Elindeki sopayla kafama,yüzüme omuzlarıma nereme denk gelirse öyle sert vuruyordu ki canim cok yanmıştı.Ama bitmek bilmedi nereme denk gelirse vurdu vurdu vurdu...sınıfta bütün arkadaşlarım buz kesilmişti.sanarsiniz ki kimse yok içerde öyle derin bir ssessizlik...vurdukça vurdu dayanamadim ellerimle kafami kapadim sıraya yüzümü kapakladim o şekilde 5 dakika kadar daha vurmuştur.canim değil kalbim acıyordu artık...neyin öfkesi kiniydi bu böyle...Allah'a dua ediyordum gitsin artık diye neyse ki sonunda bıraktı beni...o halde sıraya kapaklanmış şekilde kala kaldım.Nasil ağlıyordum epey öylece ağladım kafamı kaldıramadım sıradan.Arkadaslarim yanım gelip beni sarıp sarmaladılar ellerim tutmuyordu kırık gibi agriyordu adeta.o gün bütün gururum,onurum kırılmıştı.oysa ki benim sucum yoktu kapı cereyan yaptı desemde dinlemedi velev ki kapıyı ben çarpmış olsam bile cezası böyle mi olmalıydı.Omrum boyunca yedigim o dayagi unutmadım.Aileme de anlatmadım.icime kapandım.Az sayı da arkadasım varken o yedigim dayaktan sonra bana acidiklari icin tum sınıf benimle bir müddet ilgili davranmıştı.Hakkimi helal etmiyorum.Evet ben orta halli bir ailenin çocuğuydum ailem beni cicili bicili giydirip yollamıyordu okula,her öğretmenler gününde pahalı hediyelerde alamiyordum ama ailemden en iyi öğrendiğim şey saygı idi.Saygisizlik etmemiştim ben oysa ki...şimdilerde yaşıyor mu hala bilmiyorum.o gün bana bi böcek misim gibi bakan o insana hakkımı helal etmiyorum....içimi dökmek istedim kızlar...

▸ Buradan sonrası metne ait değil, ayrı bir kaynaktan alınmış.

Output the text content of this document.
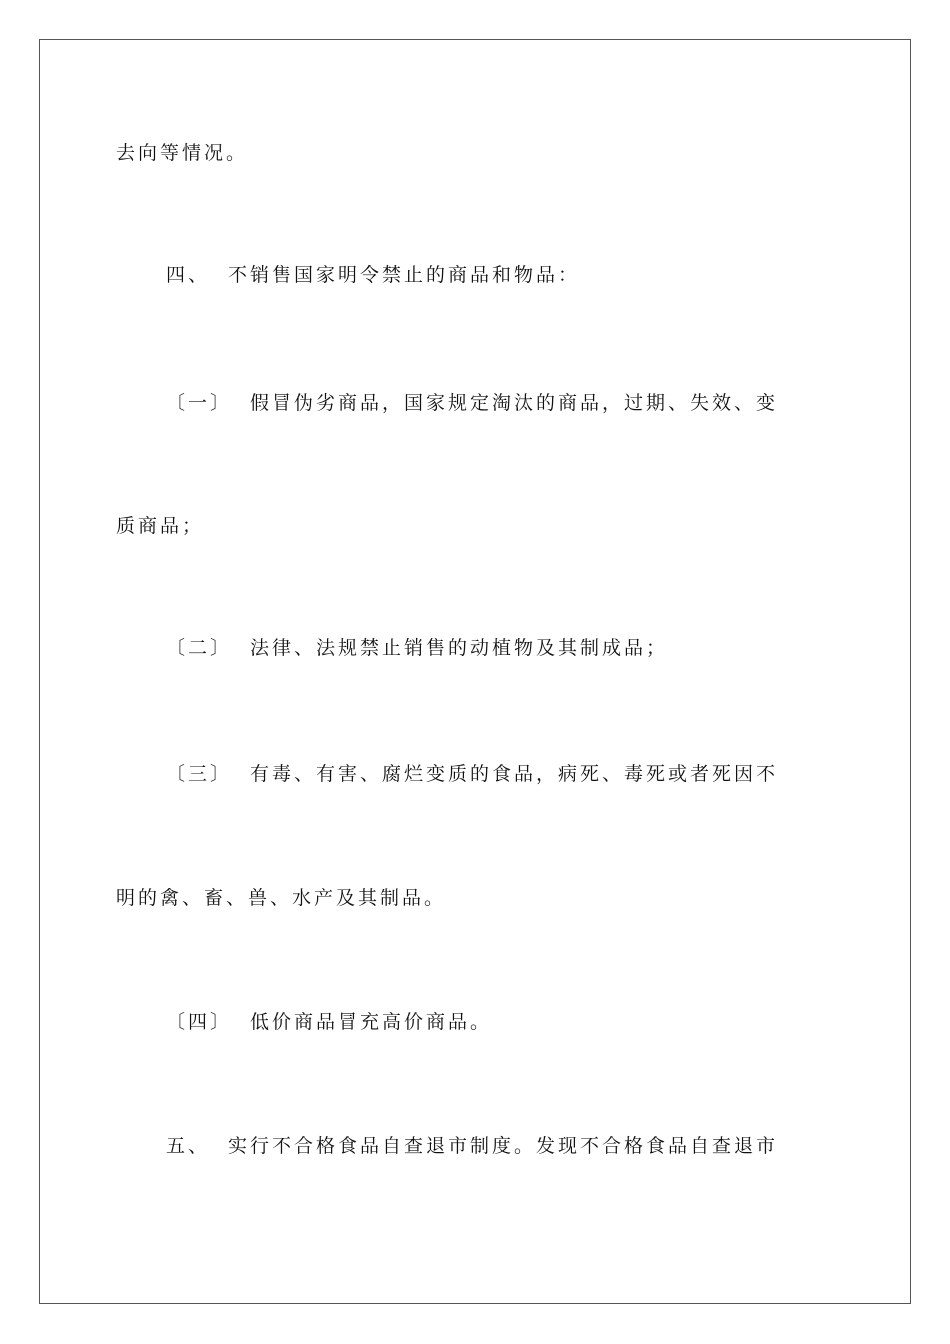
去向等情况。
四、 不销售国家明令禁止的商品和物品：
〔一〕 假冒伪劣商品，国家规定淘汰的商品，过期、失效、变
质商品；
〔二〕 法律、法规禁止销售的动植物及其制成品；
〔三〕 有毒、有害、腐烂变质的食品，病死、毒死或者死因不
明的禽、畜、兽、水产及其制品。
〔四〕 低价商品冒充高价商品。
五、 实行不合格食品自查退市制度。发现不合格食品自查退市
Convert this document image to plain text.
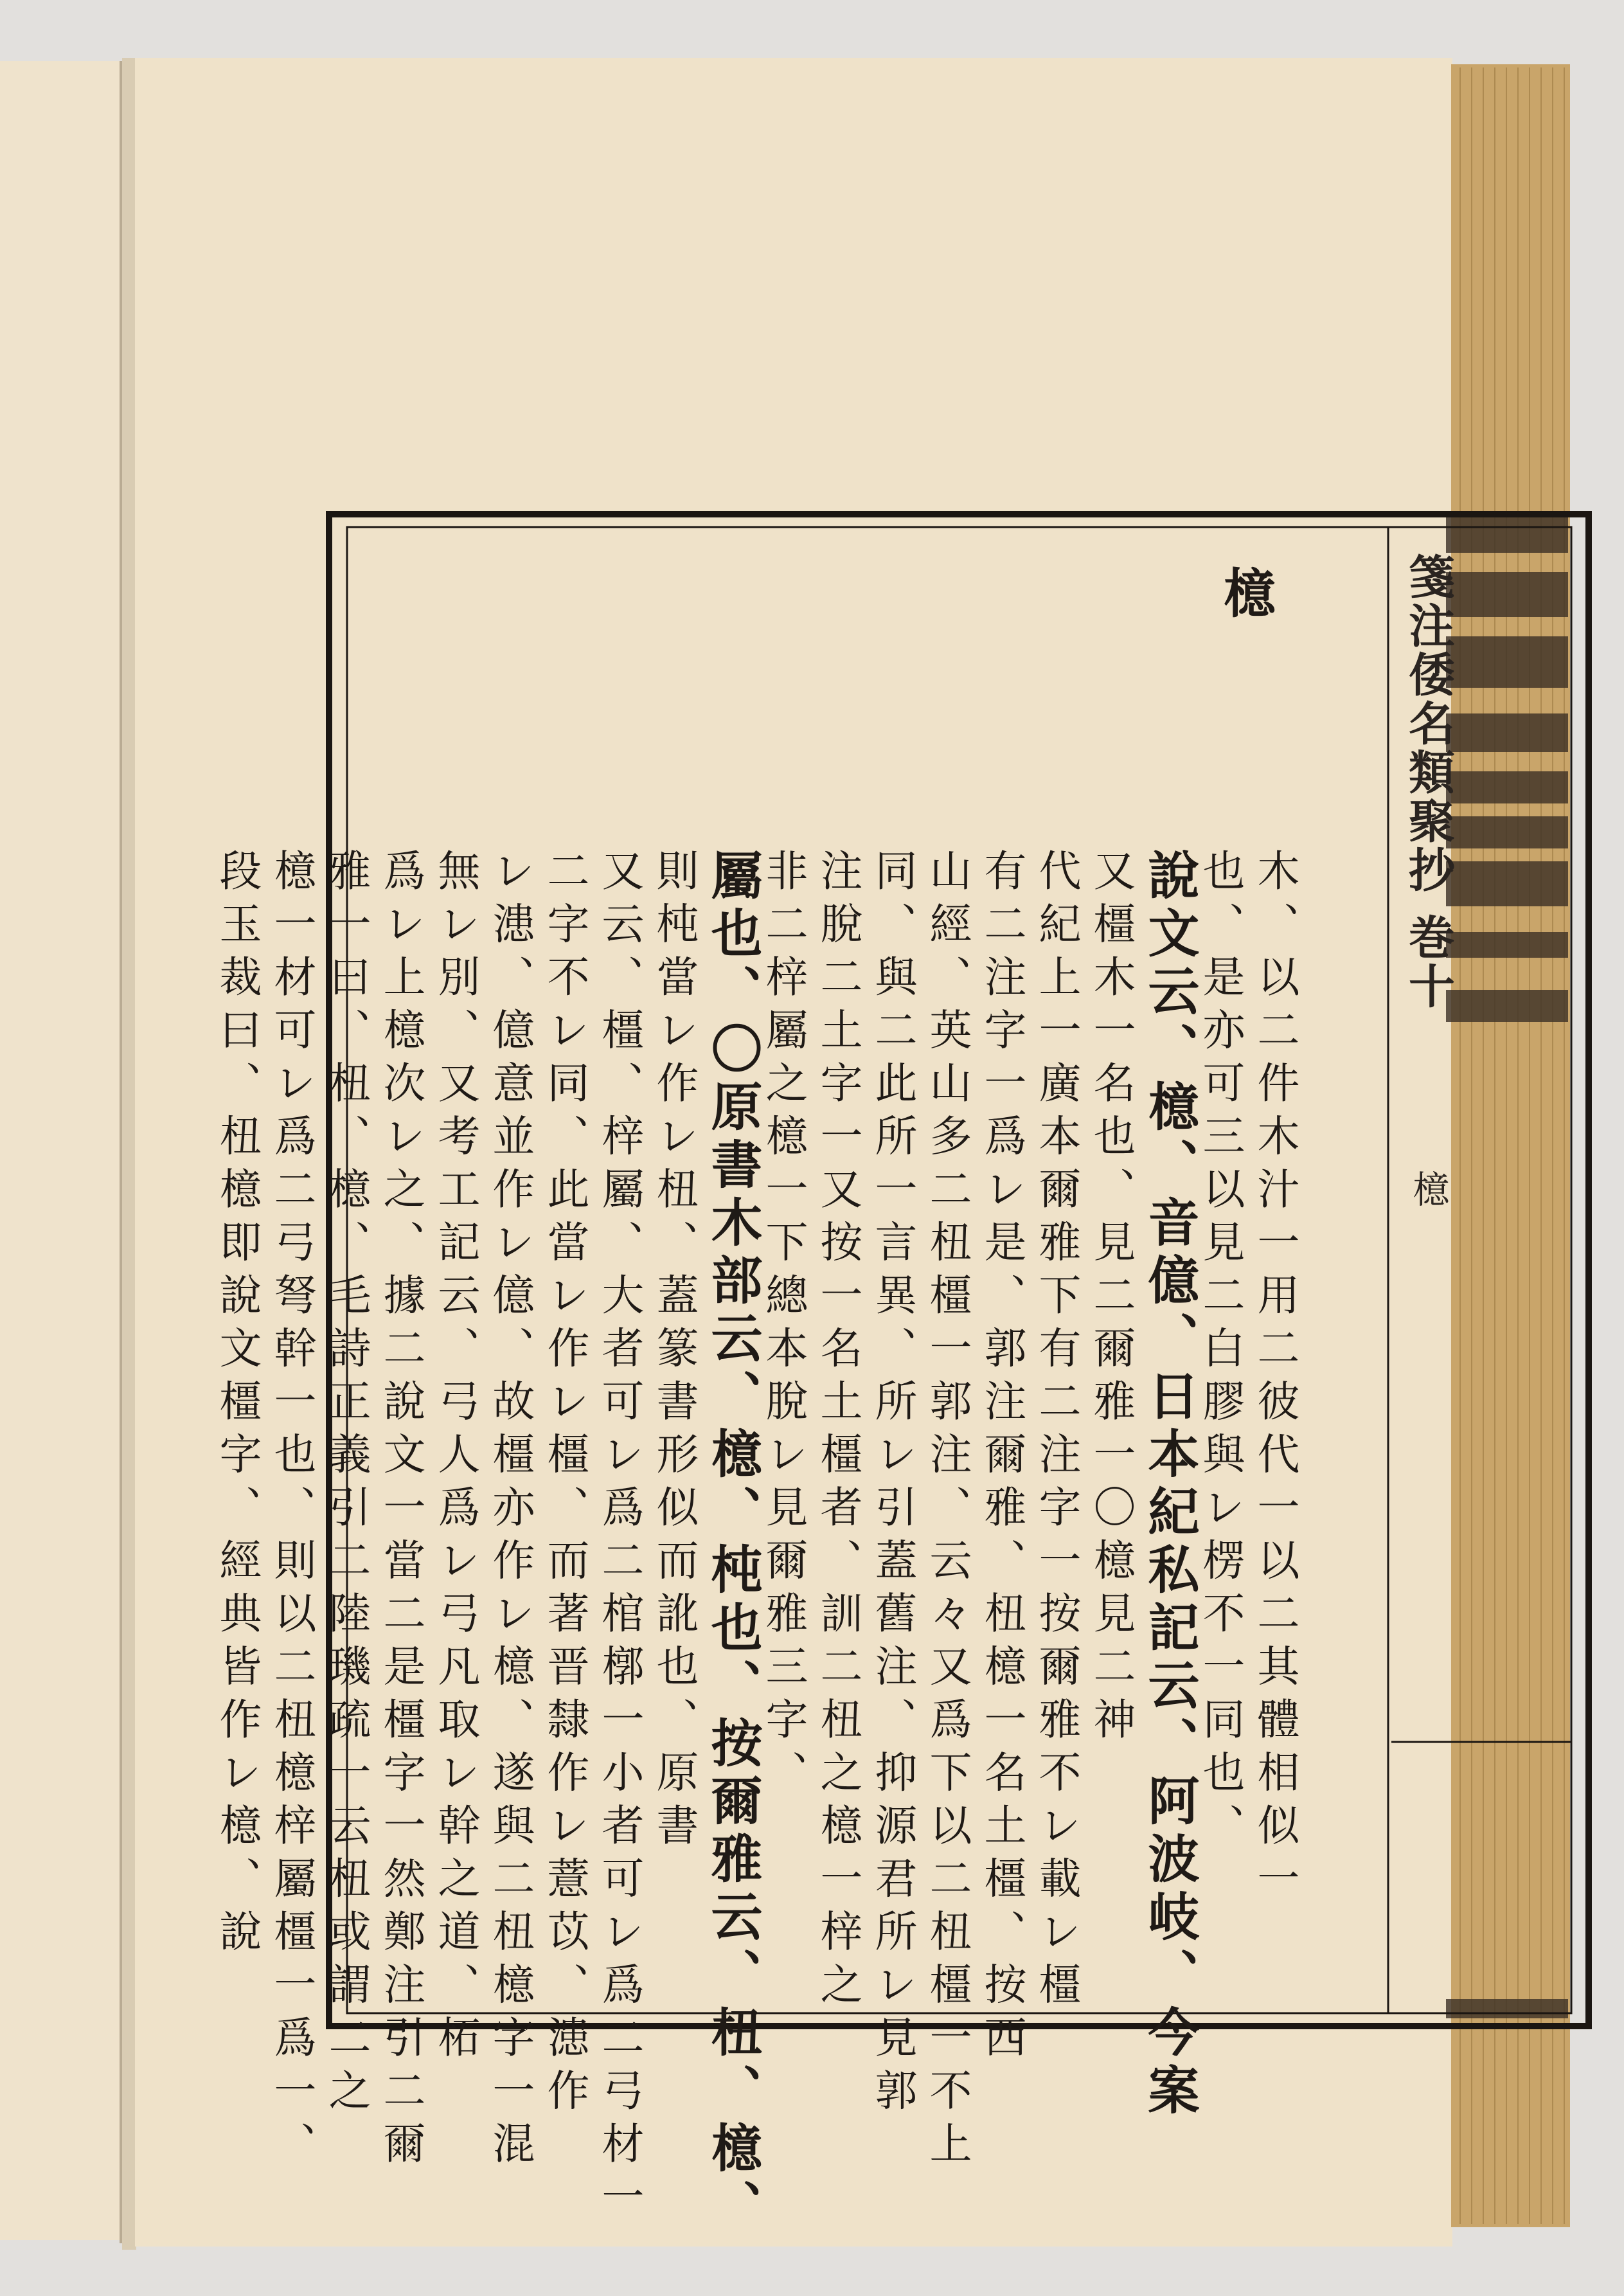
箋注倭名類聚抄 巻十
檍
檍
木、以二件木汁一用二彼代一以二其體相似一
也、是亦可三以見二白膠與レ楞不一同也、
說文云、檍、音億、日本紀私記云、阿波岐、今案
又橿木一名也、見二爾雅一〇檍見二神
代紀上一廣本爾雅下有二注字一按爾雅不レ載レ橿
有二注字一爲レ是、郭注爾雅、杻檍一名土橿、按西
山經、英山多二杻橿一郭注、云々又爲下以二杻橿一不上
同、與二此所一言異、所レ引蓋舊注、抑源君所レ見郭
注脫二土字一又按一名土橿者、訓二杻之檍一梓之
非二梓屬之檍一下總本脫レ見爾雅三字、
屬也、〇原書木部云、檍、杶也、按爾雅云、杻、檍、
則杶當レ作レ杻、蓋篆書形似而訛也、原書
又云、橿、梓屬、大者可レ爲二棺槨一小者可レ爲二弓材一
二字不レ同、此當レ作レ橿、而著晋隸作レ薏苡、漶作
レ漶、億意並作レ億、故橿亦作レ檍、遂與二杻檍字一混
無レ別、又考工記云、弓人爲レ弓凡取レ幹之道、柘
爲レ上檍次レ之、據二說文一當二是橿字一然鄭注引二爾
雅一曰、杻、檍、毛詩正義引二陸璣疏一云杻或謂二之
檍一材可レ爲二弓弩幹一也、則以二杻檍梓屬橿一爲一、
段玉裁曰、杻檍即說文橿字、經典皆作レ檍、說
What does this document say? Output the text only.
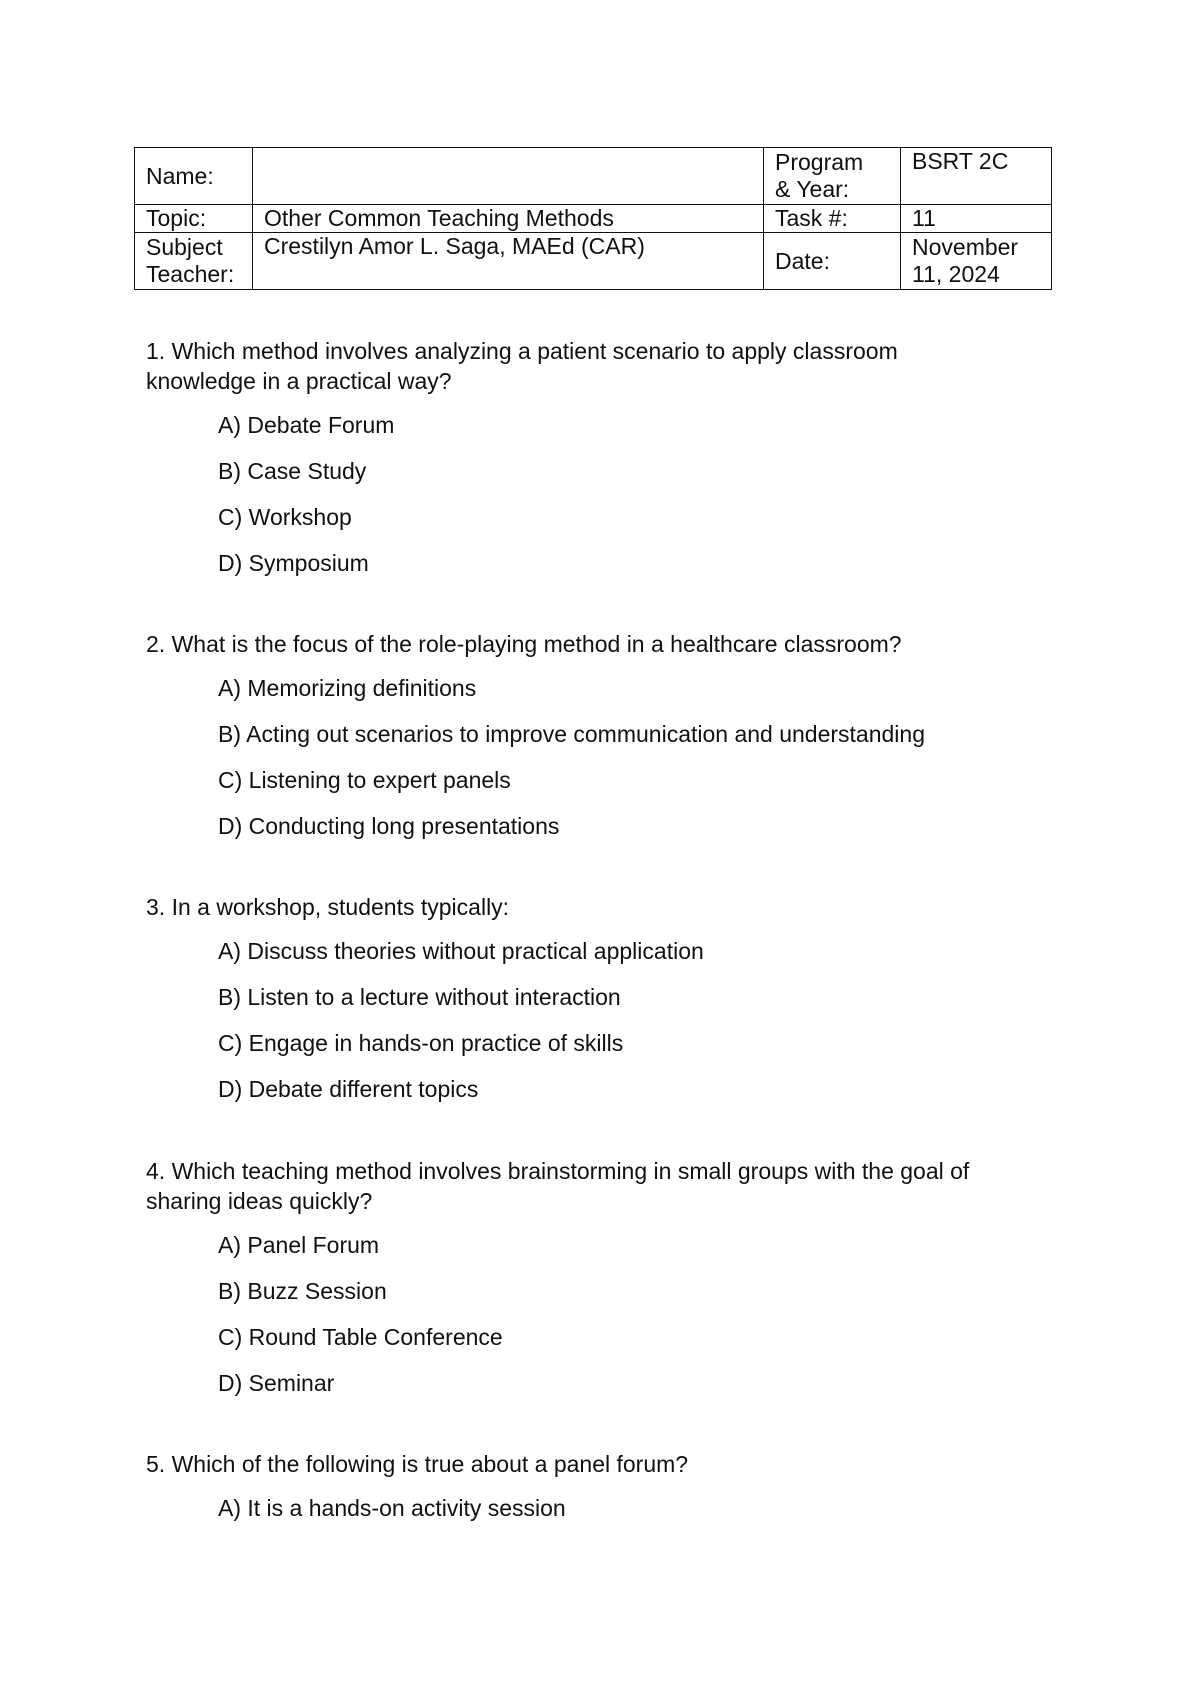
Name:		Program & Year:	BSRT 2C
Topic:	Other Common Teaching Methods	Task #:	11

Subject Teacher:	Crestilyn Amor L. Saga, MAEd (CAR)	Date:	November 11, 2024

1. Which method involves analyzing a patient scenario to apply classroom knowledge in a practical way?

A) Debate Forum
B) Case Study
C) Workshop
D) Symposium

2. What is the focus of the role-playing method in a healthcare classroom?

A) Memorizing definitions
B) Acting out scenarios to improve communication and understanding
C) Listening to expert panels
D) Conducting long presentations

3. In a workshop, students typically:

A) Discuss theories without practical application
B) Listen to a lecture without interaction
C) Engage in hands-on practice of skills
D) Debate different topics

4. Which teaching method involves brainstorming in small groups with the goal of sharing ideas quickly?

A) Panel Forum
B) Buzz Session
C) Round Table Conference
D) Seminar

5. Which of the following is true about a panel forum?

A) It is a hands-on activity session
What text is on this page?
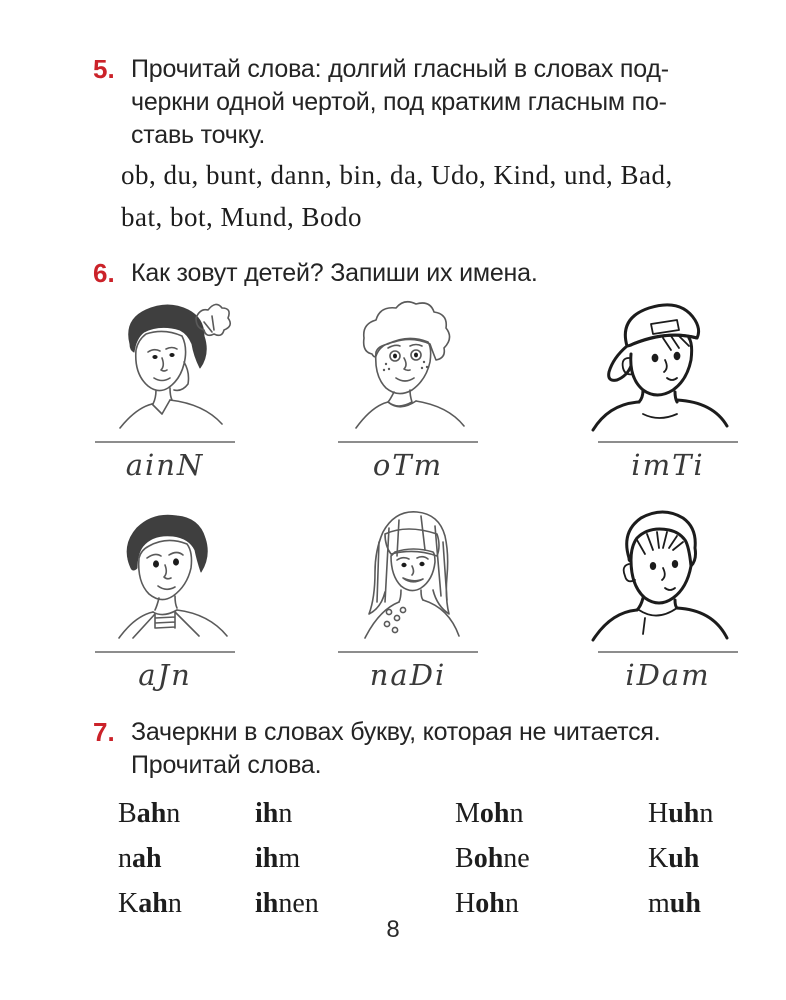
5. Прочитай слова: долгий гласный в словах под-
черкни одной чертой, под кратким гласным по-
ставь точку.
ob, du, bunt, dann, bin, da, Udo, Kind, und, Bad,
bat, bot, Mund, Bodo
6. Как зовут детей? Запиши их имена.
ainN	oTm	imTi
aJn	naDi	iDam
7. Зачеркни в словах букву, которая не читается.
Прочитай слова.
Bahn	ihn	Mohn	Huhn
nah	ihm	Bohne	Kuh
Kahn	ihnen	Hohn	muh
8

Gözümden yaş aktı. Okurken içim parçalandı.. Çok üzgünüm. Allah büyük, elbet bulur yaptıklarının karşılığını.. İnsan; yaşattıklarını yaşamadan ölmezmiş..
 
Ben öğretmenlerden nefret ederim bu yuzden. Ben de hic iyi öğretmene denk gelmedim. Iyi öğretmenler ustune alınmasın benim de ogretmen arkadaslarim var kendim de yaptim ama bu bi algi meselesi. Bana da ilkokul ikide sinif ogretmeni hic sucum yokken oyle bi tokat atti ki kulağım bir ay duymadi çın diye bi ses muhtemelen kulak zari yirtildi doktora goturen de olmadi soylememe rağmen. Cok dayak yemisimdir cok da dövdüğüm olmustur bosver dusunme hayat boyle bisey fiziksel olmasa bile sozel siddet de her yerde var. Insanlar kötü. Yalniz degilsin uzulme.